Search for high order non-Abelian excitations

Quantum statistics, spin and symmetry of the wavefunction are central to the quantum mechanical understanding of the world. All known particles have so-called Abelian statistics, meaning that result of several consecutive particle exchanges does not depend on the order of the exchanges. Recently it has been proposed that particles with non-Abelian statistics can be realized in some exotic systems, and signatures of simplest non-Abelian particles – Majorana fermions – have been reported. The main driving force in the search for these elusive excitations, apart from scientific curiosity, is a possibility to realize a fault tolerant quantum computer. Qubits based on Majorana fermions are not computationally universal (one cannot perform all the operations with these fault tolerant qubits alone), and the main objective of this proposal is to develop a new system where more computationally complete higher order non-Abelian excitations can be realized.

Project lead

Dr. Maxim Savchenko

Current progress

The beauty of solid state physics is an ability to create structures that host (quasi-) particles that behave and have properties of our own choice.
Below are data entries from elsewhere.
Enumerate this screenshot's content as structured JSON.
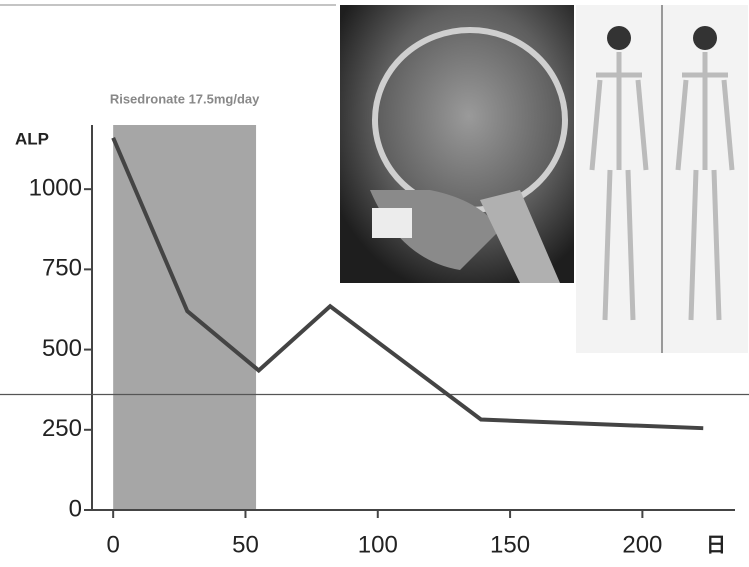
{
  "chart_data": {
    "type": "line",
    "y_label": "ALP",
    "x_label": "日",
    "x": [
      0,
      28,
      55,
      82,
      139,
      223
    ],
    "values": [
      1160,
      620,
      435,
      635,
      282,
      255
    ],
    "color": "#444444",
    "xlim": [
      -8,
      235
    ],
    "xticks": [
      0,
      50,
      100,
      150,
      200
    ],
    "ylim": [
      0,
      1200
    ],
    "yticks": [
      0,
      250,
      500,
      750,
      1000
    ],
    "shade": {
      "start": 0,
      "end": 54,
      "label": "Risedronate 17.5mg/day",
      "color": "#a6a6a6"
    },
    "reference_line": 360
  }
}
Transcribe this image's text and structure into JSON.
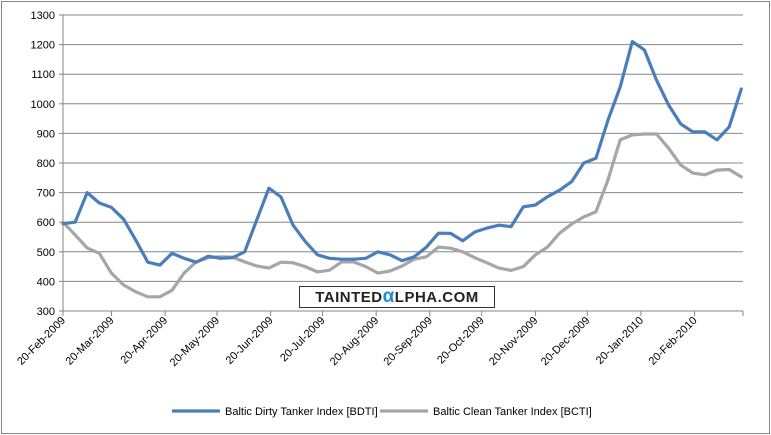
{
  "chart_data": {
    "type": "line",
    "title": "",
    "xlabel": "",
    "ylabel": "",
    "ylim": [
      300,
      1300
    ],
    "yticks": [
      "300",
      "400",
      "500",
      "600",
      "700",
      "800",
      "900",
      "1000",
      "1100",
      "1200",
      "1300"
    ],
    "xlim": [
      "2009-02-20",
      "2010-03-20"
    ],
    "xticks": [
      "20-Feb-2009",
      "20-Mar-2009",
      "20-Apr-2009",
      "20-May-2009",
      "20-Jun-2009",
      "20-Jul-2009",
      "20-Aug-2009",
      "20-Sep-2009",
      "20-Oct-2009",
      "20-Nov-2009",
      "20-Dec-2009",
      "20-Jan-2010",
      "20-Feb-2010"
    ],
    "grid": "horizontal",
    "legend_position": "bottom",
    "x": [
      "2009-02-20",
      "2009-02-27",
      "2009-03-06",
      "2009-03-13",
      "2009-03-20",
      "2009-03-27",
      "2009-04-03",
      "2009-04-10",
      "2009-04-17",
      "2009-04-24",
      "2009-05-01",
      "2009-05-08",
      "2009-05-15",
      "2009-05-22",
      "2009-05-29",
      "2009-06-05",
      "2009-06-12",
      "2009-06-19",
      "2009-06-26",
      "2009-07-03",
      "2009-07-10",
      "2009-07-17",
      "2009-07-24",
      "2009-07-31",
      "2009-08-07",
      "2009-08-14",
      "2009-08-21",
      "2009-08-28",
      "2009-09-04",
      "2009-09-11",
      "2009-09-18",
      "2009-09-25",
      "2009-10-02",
      "2009-10-09",
      "2009-10-16",
      "2009-10-23",
      "2009-10-30",
      "2009-11-06",
      "2009-11-13",
      "2009-11-20",
      "2009-11-27",
      "2009-12-04",
      "2009-12-11",
      "2009-12-18",
      "2009-12-25",
      "2010-01-01",
      "2010-01-08",
      "2010-01-15",
      "2010-01-22",
      "2010-01-29",
      "2010-02-05",
      "2010-02-12",
      "2010-02-19",
      "2010-02-26",
      "2010-03-05",
      "2010-03-12",
      "2010-03-19"
    ],
    "series": [
      {
        "name": "Baltic Dirty Tanker Index [BDTI]",
        "color": "#4a7ebb",
        "values": [
          595,
          600,
          700,
          665,
          650,
          610,
          540,
          465,
          455,
          495,
          478,
          465,
          485,
          478,
          480,
          500,
          608,
          715,
          685,
          590,
          535,
          490,
          478,
          475,
          475,
          478,
          500,
          490,
          470,
          483,
          516,
          563,
          562,
          537,
          567,
          580,
          590,
          585,
          652,
          658,
          686,
          708,
          737,
          800,
          816,
          945,
          1057,
          1210,
          1182,
          1080,
          996,
          932,
          905,
          905,
          878,
          922,
          1050
        ]
      },
      {
        "name": "Baltic Clean Tanker Index [BCTI]",
        "color": "#a6a6a6",
        "values": [
          600,
          557,
          513,
          495,
          428,
          388,
          365,
          348,
          348,
          370,
          428,
          466,
          480,
          483,
          482,
          466,
          452,
          445,
          465,
          463,
          450,
          432,
          438,
          466,
          466,
          450,
          428,
          435,
          452,
          475,
          483,
          516,
          512,
          500,
          480,
          463,
          445,
          437,
          450,
          490,
          516,
          563,
          594,
          618,
          635,
          743,
          878,
          895,
          898,
          898,
          850,
          793,
          766,
          760,
          776,
          778,
          753
        ]
      }
    ]
  },
  "watermark": {
    "text_before": "TAINTED",
    "alpha": "α",
    "text_after": "LPHA.COM"
  }
}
It is similar to the most fundamental branch of science – particle physics, where people study the basic laws of nature and smallest building blocks of the word. But here we are able to turn this word upside down and create particles that have, e.g., zero or even negative effective mass, where negatively charged electrons start to attract to each other or have fractional charge (just remember that it is only inside the created structure). One of the current most intriguing challenges in solid state physics is the demonstration of non-Abelian statistics, so when created particles not just have unusual properties but interact with each other in a forbidden for all particles in real 3D world way. Such particles obey non-Abelian statistics when, roughly speaking, A+B is not equal to B+A. It creates new challenges for study and understanding of such unusual world but also creates unprecedented opportunities for, e.g., development a platform for fault-tolerant quantum computations. There are several promising ways of how (or in which system) to create such non-Abelian particles, one of them in which I am working on is an introduction of superconductivity (that, in general, people know how to do) to the helical one-dimensional channel (that people also know how to create). The final step left is the combination of these two entities. For this I am developing a hybrid structure the central part of which is the high-quality two-dimensional electron gas. By applying a perpendicular magnetic field, I move the system to the quantum Hall regime when one-dimensional edge channels are formed. If one applies slightly different top gate voltage to two regions of the system it can results in the opposite spin orientation of the edge channels under the gates, and the helical channel can be formed on the border between these regions. The final fabrication step and challenge here is to introduce superconductivity to this helical channel by placing two additional made of usual superconductor material contacts on top of the channel. Although the steps mentioned seem to be clear it is not the case and one needs to develop and work out each fabrication step that takes a lot of efforts but the stakes are high.